The Equal Justice Society has received a $200,000 grant from the Ford Foundation, which we will use to support our ongoing efforts using law and social science to change the way racial discrimination limits opportunities to people of color.
The Ford Foundation grant will help advance our initiatives that seek to change the way children of color are disciplined, lessen the role of white supremacy in our society, and to reclaim the 14th Amendment by dismantling the intent standard.
“The Ford Foundation was one of the first funders that supported the Equal Justice Society when we were first founded in 2000,” said EJS President Eva Paterson. “We’re so grateful to Ford for their steadfast belief in our vision of transforming our nation’s consciousness on race and partnering with us on initiatives that advance that goal.”
EJS has seen success in challenging de facto racial discrimination and demonstrating the de jure infrastructure upholding this discrimination is in the area of disparate application of disciplinary actions in the public school system, starting in preschool all the way through high school.
EJS spearheaded litigation against the Kern High School District (KHSD) in Bakersfield, California on behalf of thirty thousand Black and Latinx students who were subjected to racially disproportionate discipline. Black students were 300 percent more likely to be expelled than their white peers and the vast majority of these expulsions/suspensions constituted discretionary discipline for “insubordination.”
The case was settled in 2017 and per the settlement, KHSD has committed to a number of policies and procedures that will eliminate bias. EJS is monitoring the implementation of this settlement for three years until 2020 and sponsors biannual community meetings in Bakersfield to report outcomes to the community.
Reclaiming the 14th Amendment by dismantling the intent standard is another key focus for EJS. The intent standard, established in the 1976 U.S. Supreme Court decision Washington v.

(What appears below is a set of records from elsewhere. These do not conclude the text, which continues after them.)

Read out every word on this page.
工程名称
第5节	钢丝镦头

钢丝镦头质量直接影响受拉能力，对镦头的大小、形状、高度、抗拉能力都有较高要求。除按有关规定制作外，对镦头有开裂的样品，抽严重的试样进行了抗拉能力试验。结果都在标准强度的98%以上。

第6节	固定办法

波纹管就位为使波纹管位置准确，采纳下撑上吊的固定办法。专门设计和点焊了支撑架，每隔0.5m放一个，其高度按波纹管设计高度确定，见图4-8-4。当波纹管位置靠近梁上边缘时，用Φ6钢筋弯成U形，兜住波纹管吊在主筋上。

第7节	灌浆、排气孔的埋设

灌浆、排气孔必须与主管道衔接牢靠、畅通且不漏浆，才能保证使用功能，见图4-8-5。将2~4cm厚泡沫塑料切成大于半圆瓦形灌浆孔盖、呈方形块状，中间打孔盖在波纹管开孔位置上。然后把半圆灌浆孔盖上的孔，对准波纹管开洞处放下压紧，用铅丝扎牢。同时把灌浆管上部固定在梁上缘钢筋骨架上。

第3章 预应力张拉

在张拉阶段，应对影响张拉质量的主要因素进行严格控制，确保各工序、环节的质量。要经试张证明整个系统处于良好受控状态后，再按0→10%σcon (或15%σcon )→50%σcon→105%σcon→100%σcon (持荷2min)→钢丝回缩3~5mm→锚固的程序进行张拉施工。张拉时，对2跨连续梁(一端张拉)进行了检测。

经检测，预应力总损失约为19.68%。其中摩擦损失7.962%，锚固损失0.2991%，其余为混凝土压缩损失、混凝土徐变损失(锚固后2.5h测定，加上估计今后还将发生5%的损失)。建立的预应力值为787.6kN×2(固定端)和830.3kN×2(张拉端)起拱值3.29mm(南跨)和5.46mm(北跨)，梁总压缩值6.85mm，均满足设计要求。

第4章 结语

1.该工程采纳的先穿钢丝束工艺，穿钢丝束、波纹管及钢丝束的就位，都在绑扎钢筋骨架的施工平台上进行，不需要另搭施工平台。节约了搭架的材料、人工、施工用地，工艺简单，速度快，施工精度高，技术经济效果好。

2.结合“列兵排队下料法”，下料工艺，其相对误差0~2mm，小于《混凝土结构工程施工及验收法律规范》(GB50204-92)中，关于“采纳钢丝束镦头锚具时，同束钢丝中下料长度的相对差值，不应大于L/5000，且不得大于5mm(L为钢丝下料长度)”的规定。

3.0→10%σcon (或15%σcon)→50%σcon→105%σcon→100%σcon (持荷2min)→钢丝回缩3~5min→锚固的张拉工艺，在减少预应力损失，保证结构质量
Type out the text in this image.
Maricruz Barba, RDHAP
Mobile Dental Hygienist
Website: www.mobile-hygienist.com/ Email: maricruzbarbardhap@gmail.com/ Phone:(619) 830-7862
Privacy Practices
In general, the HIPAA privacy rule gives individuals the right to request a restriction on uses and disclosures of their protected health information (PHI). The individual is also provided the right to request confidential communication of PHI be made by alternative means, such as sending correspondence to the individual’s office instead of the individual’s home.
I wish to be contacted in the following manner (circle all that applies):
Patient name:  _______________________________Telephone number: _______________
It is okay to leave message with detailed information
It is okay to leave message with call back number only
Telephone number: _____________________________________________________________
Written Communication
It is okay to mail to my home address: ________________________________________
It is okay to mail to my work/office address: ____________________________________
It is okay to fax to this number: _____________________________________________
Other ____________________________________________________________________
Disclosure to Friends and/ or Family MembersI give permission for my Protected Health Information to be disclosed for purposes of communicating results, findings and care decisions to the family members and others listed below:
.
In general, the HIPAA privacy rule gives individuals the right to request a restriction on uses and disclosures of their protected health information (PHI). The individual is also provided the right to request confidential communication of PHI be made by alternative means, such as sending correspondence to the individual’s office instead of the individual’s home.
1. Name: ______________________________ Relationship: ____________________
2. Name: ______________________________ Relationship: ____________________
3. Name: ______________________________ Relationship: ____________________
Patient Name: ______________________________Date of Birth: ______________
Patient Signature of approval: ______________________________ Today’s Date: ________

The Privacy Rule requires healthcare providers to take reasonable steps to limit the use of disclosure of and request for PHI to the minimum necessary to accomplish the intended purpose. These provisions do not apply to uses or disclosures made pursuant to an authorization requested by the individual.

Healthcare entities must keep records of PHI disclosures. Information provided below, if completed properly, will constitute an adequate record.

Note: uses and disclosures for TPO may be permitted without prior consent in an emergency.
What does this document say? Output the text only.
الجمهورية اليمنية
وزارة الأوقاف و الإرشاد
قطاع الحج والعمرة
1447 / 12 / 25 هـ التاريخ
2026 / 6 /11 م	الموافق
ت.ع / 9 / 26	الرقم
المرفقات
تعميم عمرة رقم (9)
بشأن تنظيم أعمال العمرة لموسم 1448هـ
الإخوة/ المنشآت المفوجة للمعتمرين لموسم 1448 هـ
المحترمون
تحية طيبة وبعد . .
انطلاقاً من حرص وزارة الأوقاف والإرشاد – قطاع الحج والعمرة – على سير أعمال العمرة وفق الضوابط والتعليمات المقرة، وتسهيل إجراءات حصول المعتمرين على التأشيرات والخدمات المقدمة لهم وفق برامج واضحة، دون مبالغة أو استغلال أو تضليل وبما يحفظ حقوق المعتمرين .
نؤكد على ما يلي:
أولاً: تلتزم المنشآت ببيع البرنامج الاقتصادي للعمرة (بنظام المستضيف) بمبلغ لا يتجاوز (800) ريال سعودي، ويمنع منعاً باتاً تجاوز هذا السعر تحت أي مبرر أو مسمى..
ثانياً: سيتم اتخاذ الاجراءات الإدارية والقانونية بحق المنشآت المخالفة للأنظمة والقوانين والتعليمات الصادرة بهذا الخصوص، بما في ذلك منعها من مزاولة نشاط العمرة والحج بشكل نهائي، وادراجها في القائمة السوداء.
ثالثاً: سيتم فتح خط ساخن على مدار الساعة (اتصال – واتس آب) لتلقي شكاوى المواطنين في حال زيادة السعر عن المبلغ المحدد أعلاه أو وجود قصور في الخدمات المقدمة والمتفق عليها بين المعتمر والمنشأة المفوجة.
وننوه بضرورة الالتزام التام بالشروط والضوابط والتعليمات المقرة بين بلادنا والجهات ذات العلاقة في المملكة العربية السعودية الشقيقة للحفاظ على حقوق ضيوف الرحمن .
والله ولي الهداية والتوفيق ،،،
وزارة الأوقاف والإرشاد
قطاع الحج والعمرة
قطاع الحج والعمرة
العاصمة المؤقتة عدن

Davis, requires plaintiffs to prove an almost impossible burden namely a decision-maker’s conscious intent to discriminate. Plaintiffs must show that the defendant “selected or reaffirmed a particular course of action at least in part ‘because of,’ not merely ‘in spite of,’ its adverse effects upon an identifiable group.” If a plaintiff cannot overcome these challenging hurdles, the law will not recognize the discrimination experienced.
Since our inception, EJS has tracked cases in which the intent standard is implicated, participated in amicus briefs related to intent, highlighted the ways in which the intent standard fails to consider modern social science, worked with social scientists to connect concepts of implicit bias and structural racism to the law, and participated as co-counsel in various anti-discrimination cases.
We continue to work to educate and assist litigators and judges on these issues. We have also taken on direct litigation in cases that present opportunities to undermine the intent doctrine. Our legal team recently reaffirmed our goal of dismantling the intent standard.
With the ascent of Donald Trump and his dog whistle turned megaphone calls to racists and white supremacy, EJS has had to expand its reach. We publish the popular weekly newsletter, This Week in White Supremacy aimed at making sure all Americans are aware of the daily manifestations of racism, intolerance, bias, and pure hatred toward people of color. Our implicit bias trainings have been expanded to plainly discuss and acknowledge the fact that racism is alive and thriving and is a feature not a bug of Trumpism.